OBV (On-Balance Volume)

A cumulative volume indicator that adds volume on up closes and subtracts on down closes, used for confirming breakouts and trend strength.

OBV (On-Balance Volume) applied to the Germany 30 15-minute chart
OBV applied to the Germany 30 15-minute chart. The cumulative OBV line rising alongside price confirms volume participation; divergences between OBV direction and price warn of weakening momentum.

OBV is a running cumulative total of volume: add the full bar's volume when the close is higher than the previous close, subtract it when the close is lower. The absolute value of OBV is arbitrary and meaningless — it depends on where the chart history starts. What matters is the direction and slope of the line relative to price.

Rising OBV while price rises means volume is supporting the move. Falling OBV while price rises means the move is happening on declining participation — a warning sign.

How traders use it

### Breakout confirmation Price breaks above a resistance level — does OBV simultaneously break above its own resistance? A price breakout with OBV also making a new high is more reliable than one where OBV is flat or falling. Volume is participation; a breakout without participation is suspect.

### Trend confirmation In a healthy uptrend, OBV should be making higher highs alongside price. If price makes a new high but OBV doesn't, the new high is being made on lower volume than the previous high — a classic divergence warning.

### Divergence OBV divergence works the same way as RSI divergence: price makes a new extreme, OBV doesn't follow. This doesn't guarantee a reversal but does indicate the move is weakening internally. Use it as a filter or exit signal, not a standalone entry.

### Smoothing Raw OBV is noisy. Adding a 20-period EMA to OBV smooths the signal and makes the slope clearer.
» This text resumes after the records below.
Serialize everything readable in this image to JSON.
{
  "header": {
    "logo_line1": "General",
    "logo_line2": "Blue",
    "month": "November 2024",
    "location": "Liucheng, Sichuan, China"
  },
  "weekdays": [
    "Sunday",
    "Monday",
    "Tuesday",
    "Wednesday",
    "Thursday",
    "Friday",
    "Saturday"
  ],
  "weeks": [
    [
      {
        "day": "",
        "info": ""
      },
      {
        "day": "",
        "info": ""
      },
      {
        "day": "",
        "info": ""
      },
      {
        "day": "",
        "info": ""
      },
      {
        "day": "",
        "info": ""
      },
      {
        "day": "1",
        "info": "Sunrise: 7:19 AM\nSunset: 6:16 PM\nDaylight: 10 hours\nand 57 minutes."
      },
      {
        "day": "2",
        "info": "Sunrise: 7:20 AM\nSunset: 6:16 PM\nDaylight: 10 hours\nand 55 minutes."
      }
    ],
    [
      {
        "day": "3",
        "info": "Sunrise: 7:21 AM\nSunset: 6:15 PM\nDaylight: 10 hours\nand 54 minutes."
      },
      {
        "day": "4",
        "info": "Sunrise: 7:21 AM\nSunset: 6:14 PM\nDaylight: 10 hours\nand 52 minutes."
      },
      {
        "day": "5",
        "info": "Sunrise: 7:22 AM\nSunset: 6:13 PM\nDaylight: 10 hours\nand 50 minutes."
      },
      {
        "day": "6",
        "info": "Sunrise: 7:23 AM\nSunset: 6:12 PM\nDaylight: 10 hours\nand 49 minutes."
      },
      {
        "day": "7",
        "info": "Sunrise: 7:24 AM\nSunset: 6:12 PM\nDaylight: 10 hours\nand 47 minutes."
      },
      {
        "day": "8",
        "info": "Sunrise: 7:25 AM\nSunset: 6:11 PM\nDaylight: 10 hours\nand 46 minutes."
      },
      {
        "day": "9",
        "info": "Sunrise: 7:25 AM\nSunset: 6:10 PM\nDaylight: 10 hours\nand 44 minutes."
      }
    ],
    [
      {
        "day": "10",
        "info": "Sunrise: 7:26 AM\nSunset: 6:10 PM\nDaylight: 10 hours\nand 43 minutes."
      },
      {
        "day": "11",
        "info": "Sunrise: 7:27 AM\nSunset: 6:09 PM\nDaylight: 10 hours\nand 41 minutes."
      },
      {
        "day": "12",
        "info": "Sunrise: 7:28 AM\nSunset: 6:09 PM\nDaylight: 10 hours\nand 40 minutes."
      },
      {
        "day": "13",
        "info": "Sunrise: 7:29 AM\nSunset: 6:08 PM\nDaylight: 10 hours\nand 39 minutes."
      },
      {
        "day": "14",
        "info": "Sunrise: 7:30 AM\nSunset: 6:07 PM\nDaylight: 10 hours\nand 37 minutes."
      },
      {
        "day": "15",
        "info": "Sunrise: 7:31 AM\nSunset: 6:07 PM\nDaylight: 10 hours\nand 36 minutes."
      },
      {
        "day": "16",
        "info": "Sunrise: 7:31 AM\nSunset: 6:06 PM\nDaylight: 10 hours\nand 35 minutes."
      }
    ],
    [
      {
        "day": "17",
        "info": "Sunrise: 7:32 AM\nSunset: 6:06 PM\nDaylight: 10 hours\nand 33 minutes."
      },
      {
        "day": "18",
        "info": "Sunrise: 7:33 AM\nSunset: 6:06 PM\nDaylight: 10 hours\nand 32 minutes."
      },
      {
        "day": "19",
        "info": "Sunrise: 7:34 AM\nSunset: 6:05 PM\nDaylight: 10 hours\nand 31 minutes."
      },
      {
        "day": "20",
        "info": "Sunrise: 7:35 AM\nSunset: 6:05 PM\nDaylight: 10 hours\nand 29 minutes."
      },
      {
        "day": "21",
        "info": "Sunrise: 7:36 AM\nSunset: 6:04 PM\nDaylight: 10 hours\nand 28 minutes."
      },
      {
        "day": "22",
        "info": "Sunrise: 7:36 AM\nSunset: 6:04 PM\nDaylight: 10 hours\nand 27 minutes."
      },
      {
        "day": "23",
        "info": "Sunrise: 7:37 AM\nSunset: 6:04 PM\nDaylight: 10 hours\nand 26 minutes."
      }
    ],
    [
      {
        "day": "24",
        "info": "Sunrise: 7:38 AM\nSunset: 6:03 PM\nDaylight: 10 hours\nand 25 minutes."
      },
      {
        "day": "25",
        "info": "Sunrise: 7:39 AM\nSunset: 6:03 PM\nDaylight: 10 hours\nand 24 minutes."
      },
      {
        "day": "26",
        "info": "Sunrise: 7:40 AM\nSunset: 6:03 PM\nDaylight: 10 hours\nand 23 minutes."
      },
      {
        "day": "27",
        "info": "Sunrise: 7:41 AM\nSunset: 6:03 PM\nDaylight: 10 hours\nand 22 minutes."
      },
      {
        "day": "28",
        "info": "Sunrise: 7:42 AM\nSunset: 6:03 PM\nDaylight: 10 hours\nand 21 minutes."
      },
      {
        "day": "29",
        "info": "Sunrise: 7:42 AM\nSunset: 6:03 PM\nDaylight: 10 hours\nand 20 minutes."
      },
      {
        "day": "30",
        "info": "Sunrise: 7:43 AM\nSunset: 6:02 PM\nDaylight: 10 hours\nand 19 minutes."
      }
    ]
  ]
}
When OBV is above its own EMA, volume is net supportive; below, it's net negative.

//@version=6
indicator("OBV Demo", overlay=false)

obvValue   = ta.obv
obvEma     = ta.ema(obvValue, 20)
bullishOBV = obvValue > obvEma   // OBV above its own average = net supportive

plot(obvValue, "OBV",     color=bullishOBV ? color.green : color.red, linewidth=2)
plot(obvEma,   "OBV EMA", color=color.orange, linewidth=1)

hline(0, color=color.gray, linestyle=hline.style_dotted)

bgcolor(bullishOBV ? color.new(color.green, 95) : color.new(color.red, 95))

Key takeaway: OBV is a confirmation tool, not a primary signal. A price breakout with OBV simultaneously making a new high is meaningfully more reliable than one with flat or declining OBV. A breakout where OBV is diverging — or where volume was thin on the breakout bar — is worth scrutinising before committing. OBV doesn't give you entries; it tells you whether entries generated by other signals are supported by participation.

Related volume indicators

OBV is the simplest and oldest of the cumulative volume indicators, but several alternatives refine the idea:

  • Chaikin Money Flow (CMF) uses the position of the close within each bar's high–low range to weight volume (close near the high ⇒ positive volume; close near the low ⇒ negative). More nuanced than OBV's binary up-close/down-close rule.
  • Accumulation/Distribution Line (ADL) is the same core idea as CMF but cumulative like OBV.
  • Money Flow Index (MFI) applies the RSI formula to volume-weighted price — a bounded 0–100 oscillator that is sometimes called "volume-weighted RSI".
  • Volume Rate of Change (VROC) tracks how fast volume itself is accelerating, independent of price direction.

If OBV's divergence signals feel too noisy, CMF or ADL usually produce cleaner readings because they weight each bar by how decisively the close finished rather than just in which direction.